L’incarico di revisore, tuttavia, comporta l’assunzione di responsabilità a causa dei danni che potrebbero derivare, all’ente o a terzi, nelle ipotesi di comportamenti inappropriati degli amministratori o dei dipendenti dell’ente stesso associati a negligenza o inadeguatezza dell’attività di controllo dell’organo di revisione. Ne consegue la necessità, da parte del professionista che intende assumere la carica, di conseguire una buona conoscenza della contabilità pubblica ma, soprattutto, avere la capacità di rispondere sia agli operatori interni all’ente sia alla collettività, delle azioni poste a salvaguardia degli equilibri di bilancio e della buona gestione, nonché agli organi inquirenti per attestare la correttezza amministrativa della gestione pubblica.

Il nuovo sistema di nomina dei revisori degli enti locali, tuttavia, non agevola l’inserimento del revisore “neofita”, costringendolo a debuttare in questo ambito assumendo cariche di revisore unico in contesti che, seppur potenzialmente caratterizzati dalla minore complessità che può contraddistinguere un ente di piccole dimensioni, lo privano del beneficio di un possibile confronto con altri professionisti che ne condividano oneri e responsabilità, come tipicamente avviene in un organo collegiale. In questo contesto, tuttavia, una mano potrebbe essere data dalla previsione, attualmente allo studio, di ulteriori requisiti professionali, non solo per il primo accesso all’attività di revisione negli Enti Locali, ma anche per l’inserimento nella costituenda quarta fascia, che consistono nell’incremento di 10 crediti formativi, nell’obbligo di aver prestato documentato incarico di collaborazione ex art. 239, c. 4, negli Enti delle fasce 2, 3 e 4, oppure di Responsabile del Servizio finanziario, per la durata di almeno 18 mesi, nonché, il superamento di un test annuale di verifica effettuato dal Ministero dell’Interno, su base nazionale, con modalità telematica.

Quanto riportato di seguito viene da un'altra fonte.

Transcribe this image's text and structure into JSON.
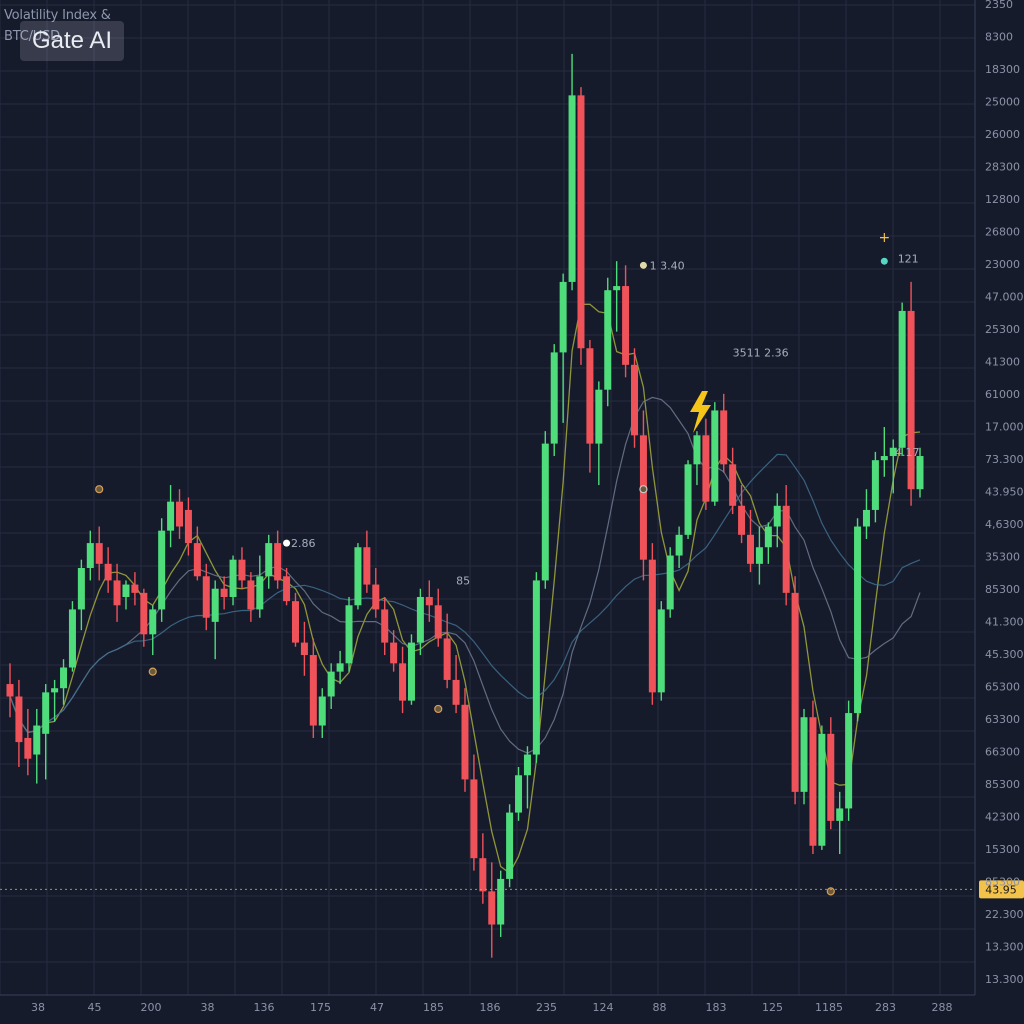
{
  "header": {
    "title_line1": "Volatility Index &",
    "title_line2": "BTC/USD"
  },
  "watermark": "Gate AI",
  "colors": {
    "background": "#161b2c",
    "grid": "#262d40",
    "up": "#4fdc7b",
    "down": "#f0525a",
    "ma_yellow": "#a6aa3c",
    "ma_gray": "#6f7a8e",
    "ma_blue": "#3f6f8e",
    "price_tag": "#f3c24b"
  },
  "chart_data": {
    "type": "candlestick",
    "current_price_label": "43.95",
    "y_ticks": [
      "2350",
      "8300",
      "18300",
      "25000",
      "26000",
      "28300",
      "12800",
      "26800",
      "23000",
      "47.000",
      "25300",
      "41300",
      "61000",
      "17.000",
      "73.300",
      "43.950",
      "4,6300",
      "35300",
      "85300",
      "41.300",
      "45.300",
      "65300",
      "63300",
      "66300",
      "85300",
      "42300",
      "15300",
      "85300",
      "22.300",
      "13.300",
      "13.300"
    ],
    "x_ticks": [
      "38",
      "45",
      "200",
      "38",
      "136",
      "175",
      "47",
      "185",
      "186",
      "235",
      "124",
      "88",
      "183",
      "125",
      "1185",
      "283",
      "288"
    ],
    "annotations": [
      "2.86",
      "85",
      "1 3.40",
      "3511 2.36",
      "121",
      "4.17"
    ],
    "candles": [
      {
        "o": 67.5,
        "h": 70.0,
        "l": 63.5,
        "c": 66.0
      },
      {
        "o": 66.0,
        "h": 68.0,
        "l": 57.5,
        "c": 60.5
      },
      {
        "o": 61.0,
        "h": 64.5,
        "l": 56.5,
        "c": 58.5
      },
      {
        "o": 59.0,
        "h": 64.5,
        "l": 55.5,
        "c": 62.5
      },
      {
        "o": 61.5,
        "h": 67.5,
        "l": 56.0,
        "c": 66.5
      },
      {
        "o": 66.5,
        "h": 68.0,
        "l": 63.0,
        "c": 67.0
      },
      {
        "o": 67.0,
        "h": 70.5,
        "l": 65.0,
        "c": 69.5
      },
      {
        "o": 69.5,
        "h": 77.5,
        "l": 69.0,
        "c": 76.5
      },
      {
        "o": 76.5,
        "h": 82.5,
        "l": 74.0,
        "c": 81.5
      },
      {
        "o": 81.5,
        "h": 86.0,
        "l": 80.0,
        "c": 84.5
      },
      {
        "o": 84.5,
        "h": 86.5,
        "l": 80.0,
        "c": 82.0
      },
      {
        "o": 82.0,
        "h": 84.0,
        "l": 78.5,
        "c": 80.0
      },
      {
        "o": 80.0,
        "h": 82.0,
        "l": 75.0,
        "c": 77.0
      },
      {
        "o": 78.0,
        "h": 80.0,
        "l": 76.5,
        "c": 79.5
      },
      {
        "o": 79.5,
        "h": 81.0,
        "l": 77.0,
        "c": 78.5
      },
      {
        "o": 78.5,
        "h": 79.0,
        "l": 72.0,
        "c": 73.5
      },
      {
        "o": 73.5,
        "h": 77.0,
        "l": 71.0,
        "c": 76.5
      },
      {
        "o": 76.5,
        "h": 87.5,
        "l": 75.0,
        "c": 86.0
      },
      {
        "o": 86.0,
        "h": 91.5,
        "l": 84.0,
        "c": 89.5
      },
      {
        "o": 89.5,
        "h": 91.0,
        "l": 85.0,
        "c": 86.5
      },
      {
        "o": 88.5,
        "h": 90.0,
        "l": 83.0,
        "c": 84.5
      },
      {
        "o": 84.5,
        "h": 86.5,
        "l": 80.0,
        "c": 80.5
      },
      {
        "o": 80.5,
        "h": 82.0,
        "l": 74.0,
        "c": 75.5
      },
      {
        "o": 75.0,
        "h": 80.0,
        "l": 70.5,
        "c": 79.0
      },
      {
        "o": 79.0,
        "h": 80.5,
        "l": 76.5,
        "c": 78.0
      },
      {
        "o": 78.0,
        "h": 83.0,
        "l": 77.0,
        "c": 82.5
      },
      {
        "o": 82.5,
        "h": 84.0,
        "l": 79.0,
        "c": 80.0
      },
      {
        "o": 80.0,
        "h": 81.0,
        "l": 75.0,
        "c": 76.5
      },
      {
        "o": 76.5,
        "h": 83.0,
        "l": 75.5,
        "c": 80.5
      },
      {
        "o": 80.5,
        "h": 85.5,
        "l": 79.0,
        "c": 84.5
      },
      {
        "o": 84.5,
        "h": 86.0,
        "l": 79.0,
        "c": 80.0
      },
      {
        "o": 80.5,
        "h": 81.5,
        "l": 77.0,
        "c": 77.5
      },
      {
        "o": 77.5,
        "h": 78.5,
        "l": 72.0,
        "c": 72.5
      },
      {
        "o": 72.5,
        "h": 75.0,
        "l": 68.5,
        "c": 71.0
      },
      {
        "o": 71.0,
        "h": 73.0,
        "l": 61.0,
        "c": 62.5
      },
      {
        "o": 62.5,
        "h": 67.0,
        "l": 61.0,
        "c": 66.0
      },
      {
        "o": 66.0,
        "h": 70.0,
        "l": 64.5,
        "c": 69.0
      },
      {
        "o": 69.0,
        "h": 71.5,
        "l": 67.5,
        "c": 70.0
      },
      {
        "o": 70.0,
        "h": 78.0,
        "l": 69.0,
        "c": 77.0
      },
      {
        "o": 77.0,
        "h": 84.5,
        "l": 76.5,
        "c": 84.0
      },
      {
        "o": 84.0,
        "h": 86.0,
        "l": 78.5,
        "c": 79.5
      },
      {
        "o": 79.5,
        "h": 81.5,
        "l": 75.5,
        "c": 76.5
      },
      {
        "o": 76.5,
        "h": 78.0,
        "l": 71.0,
        "c": 72.5
      },
      {
        "o": 72.5,
        "h": 74.0,
        "l": 69.0,
        "c": 70.0
      },
      {
        "o": 70.0,
        "h": 72.0,
        "l": 64.0,
        "c": 65.5
      },
      {
        "o": 65.5,
        "h": 73.5,
        "l": 65.0,
        "c": 72.5
      },
      {
        "o": 72.5,
        "h": 79.0,
        "l": 71.0,
        "c": 78.0
      },
      {
        "o": 78.0,
        "h": 80.0,
        "l": 75.0,
        "c": 77.0
      },
      {
        "o": 77.0,
        "h": 79.0,
        "l": 72.0,
        "c": 73.0
      },
      {
        "o": 73.0,
        "h": 76.0,
        "l": 67.0,
        "c": 68.0
      },
      {
        "o": 68.0,
        "h": 71.0,
        "l": 64.0,
        "c": 65.0
      },
      {
        "o": 65.0,
        "h": 67.0,
        "l": 54.5,
        "c": 56.0
      },
      {
        "o": 56.0,
        "h": 59.0,
        "l": 45.0,
        "c": 46.5
      },
      {
        "o": 46.5,
        "h": 49.5,
        "l": 41.0,
        "c": 42.5
      },
      {
        "o": 42.5,
        "h": 46.0,
        "l": 34.5,
        "c": 38.5
      },
      {
        "o": 38.5,
        "h": 45.0,
        "l": 37.0,
        "c": 44.0
      },
      {
        "o": 44.0,
        "h": 53.0,
        "l": 43.0,
        "c": 52.0
      },
      {
        "o": 52.0,
        "h": 57.5,
        "l": 51.0,
        "c": 56.5
      },
      {
        "o": 56.5,
        "h": 60.0,
        "l": 52.5,
        "c": 59.0
      },
      {
        "o": 59.0,
        "h": 81.0,
        "l": 58.0,
        "c": 80.0
      },
      {
        "o": 80.0,
        "h": 98.0,
        "l": 79.0,
        "c": 96.5
      },
      {
        "o": 96.5,
        "h": 108.5,
        "l": 95.0,
        "c": 107.5
      },
      {
        "o": 107.5,
        "h": 117.0,
        "l": 99.0,
        "c": 116.0
      },
      {
        "o": 116.0,
        "h": 143.5,
        "l": 115.0,
        "c": 138.5
      },
      {
        "o": 138.5,
        "h": 139.5,
        "l": 106.0,
        "c": 108.0
      },
      {
        "o": 108.0,
        "h": 109.0,
        "l": 93.0,
        "c": 96.5
      },
      {
        "o": 96.5,
        "h": 104.0,
        "l": 91.5,
        "c": 103.0
      },
      {
        "o": 103.0,
        "h": 116.5,
        "l": 101.0,
        "c": 115.0
      },
      {
        "o": 115.0,
        "h": 118.5,
        "l": 110.0,
        "c": 115.5
      },
      {
        "o": 115.5,
        "h": 118.0,
        "l": 104.5,
        "c": 106.0
      },
      {
        "o": 106.0,
        "h": 108.0,
        "l": 96.0,
        "c": 97.5
      },
      {
        "o": 97.5,
        "h": 100.5,
        "l": 80.0,
        "c": 82.5
      },
      {
        "o": 82.5,
        "h": 84.5,
        "l": 65.0,
        "c": 66.5
      },
      {
        "o": 66.5,
        "h": 77.5,
        "l": 65.5,
        "c": 76.5
      },
      {
        "o": 76.5,
        "h": 84.0,
        "l": 75.5,
        "c": 83.0
      },
      {
        "o": 83.0,
        "h": 86.5,
        "l": 81.5,
        "c": 85.5
      },
      {
        "o": 85.5,
        "h": 94.5,
        "l": 85.0,
        "c": 94.0
      },
      {
        "o": 94.0,
        "h": 98.0,
        "l": 91.5,
        "c": 97.5
      },
      {
        "o": 97.5,
        "h": 99.5,
        "l": 88.5,
        "c": 89.5
      },
      {
        "o": 89.5,
        "h": 101.5,
        "l": 89.0,
        "c": 100.5
      },
      {
        "o": 100.5,
        "h": 102.5,
        "l": 93.0,
        "c": 94.0
      },
      {
        "o": 94.0,
        "h": 96.0,
        "l": 88.0,
        "c": 89.0
      },
      {
        "o": 89.0,
        "h": 91.5,
        "l": 84.5,
        "c": 85.5
      },
      {
        "o": 85.5,
        "h": 88.5,
        "l": 81.0,
        "c": 82.0
      },
      {
        "o": 82.0,
        "h": 86.5,
        "l": 79.5,
        "c": 84.0
      },
      {
        "o": 84.0,
        "h": 87.0,
        "l": 82.0,
        "c": 86.5
      },
      {
        "o": 86.5,
        "h": 90.5,
        "l": 84.0,
        "c": 89.0
      },
      {
        "o": 89.0,
        "h": 91.5,
        "l": 77.0,
        "c": 78.5
      },
      {
        "o": 78.5,
        "h": 80.5,
        "l": 53.0,
        "c": 54.5
      },
      {
        "o": 54.5,
        "h": 64.5,
        "l": 53.0,
        "c": 63.5
      },
      {
        "o": 63.5,
        "h": 65.5,
        "l": 47.0,
        "c": 48.0
      },
      {
        "o": 48.0,
        "h": 62.5,
        "l": 47.5,
        "c": 61.5
      },
      {
        "o": 61.5,
        "h": 63.5,
        "l": 50.0,
        "c": 51.0
      },
      {
        "o": 51.0,
        "h": 54.5,
        "l": 47.0,
        "c": 52.5
      },
      {
        "o": 52.5,
        "h": 65.5,
        "l": 51.0,
        "c": 64.0
      },
      {
        "o": 64.0,
        "h": 87.5,
        "l": 63.0,
        "c": 86.5
      },
      {
        "o": 86.5,
        "h": 91.0,
        "l": 85.0,
        "c": 88.5
      },
      {
        "o": 88.5,
        "h": 95.5,
        "l": 87.0,
        "c": 94.5
      },
      {
        "o": 94.5,
        "h": 98.5,
        "l": 92.5,
        "c": 95.0
      },
      {
        "o": 95.0,
        "h": 97.0,
        "l": 90.5,
        "c": 96.0
      },
      {
        "o": 96.0,
        "h": 113.5,
        "l": 95.0,
        "c": 112.5
      },
      {
        "o": 112.5,
        "h": 116.0,
        "l": 89.0,
        "c": 91.0
      },
      {
        "o": 91.0,
        "h": 96.0,
        "l": 90.0,
        "c": 95.0
      }
    ]
  }
}
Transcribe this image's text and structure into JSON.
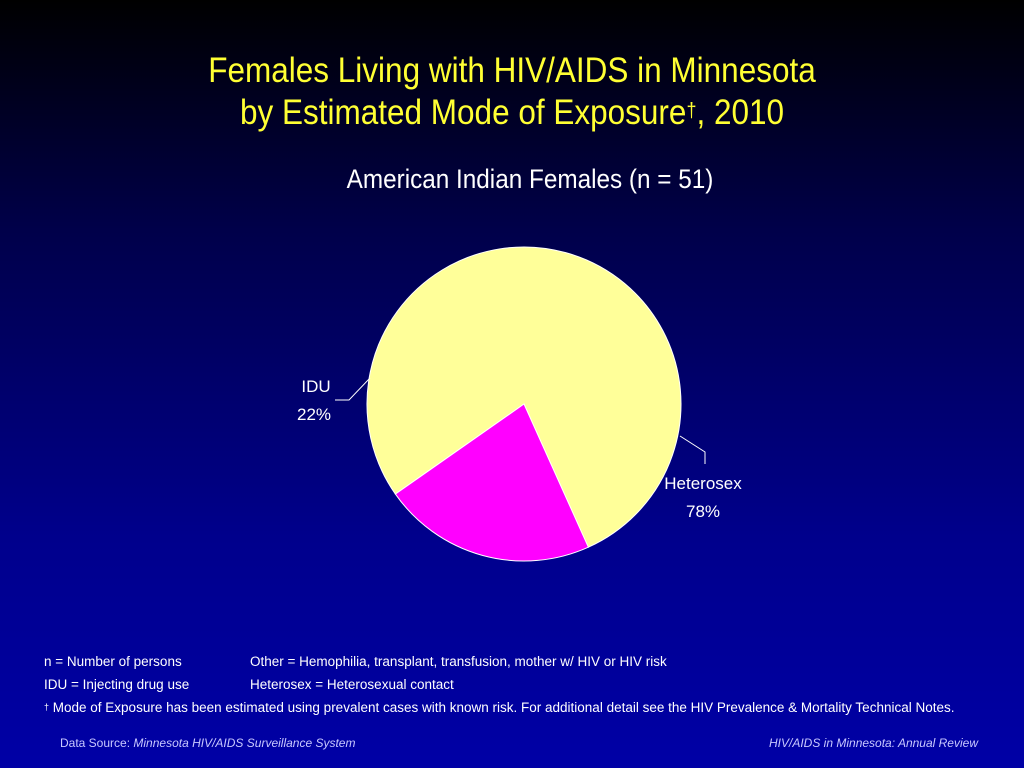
{
  "title_line1": "Females Living with HIV/AIDS in Minnesota",
  "title_line2": "by Estimated Mode of Exposure",
  "title_dagger": "†",
  "title_year": ", 2010",
  "chart_data": {
    "type": "pie",
    "subtitle": "American Indian Females (n = 51)",
    "slices": [
      {
        "name": "Heterosex",
        "value": 78,
        "label": "78%",
        "color": "#ffff99"
      },
      {
        "name": "IDU",
        "value": 22,
        "label": "22%",
        "color": "#ff00ff"
      }
    ]
  },
  "notes": {
    "n_def": "n = Number of persons",
    "other_def": "Other = Hemophilia, transplant, transfusion, mother w/ HIV or HIV risk",
    "idu_def": "IDU = Injecting drug use",
    "hetero_def": "Heterosex = Heterosexual contact",
    "dagger": "†",
    "mode_note": " Mode of Exposure has been estimated using prevalent cases with known risk. For additional detail see the HIV Prevalence & Mortality Technical Notes."
  },
  "footer": {
    "source_label": "Data Source:",
    "source_name": "Minnesota HIV/AIDS Surveillance System",
    "report": "HIV/AIDS in Minnesota: Annual Review"
  }
}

Con una recente mossa a sorpresa, adottata in sede di conversione del n.124/2019, il legislatore ha fatto una parziale retromarcia inserendo una disposizione che rimette la nomina del presidente del collegio dei revisori (nei casi, ovviamente, di composizione collegiale dell’organo di revisione) al consiglio comunale vanificando così, almeno parzialmente, il lavoro fatto per garantire l’indipendenza e terzietà dell’organo di controllo rispetto all’ente oggetto di controllo.

Tale manovra, che ha suscitato lo sconcerto e la disapprovazione delle associazioni di categoria, stabilisce anche una restrizione dell’ambito geografico di azione del revisore, prevedendone il possibile sorteggio a livello provinciale anziché regionale (disposizione, peraltro, attualmente non ancora efficace) con conseguente probabile risparmio di costi per i comuni in termini di rimborsi spese per trasferte ma, d’altro canto, rinunciando ulteriormente all’indipendenza e terzietà del revisore e creando non pochi problemi per i gli enti e i revisori residenti in provincie caratterizzate da limitato numero di comuni (si pensi, ad esempio, alla provincia di Trieste nella quale risiedono solo 6 comuni), o con un limitato numero di revisori disponibili.

L’opera si rivolge, pertanto, ai revisori di comuni e province con l’intento di fornire una panoramica il più completa possibile, benché sintetica, dei vari aspetti che interessano l’incarico, ben sapendo che quelli di particolare complessità (quali, ad esempio, i principi della contabilità, il controllo sulle società ed enti partecipati e la normativa sul contenimento delle spese per il personale dipendente), meritano indubbiamente approfondimenti specifici.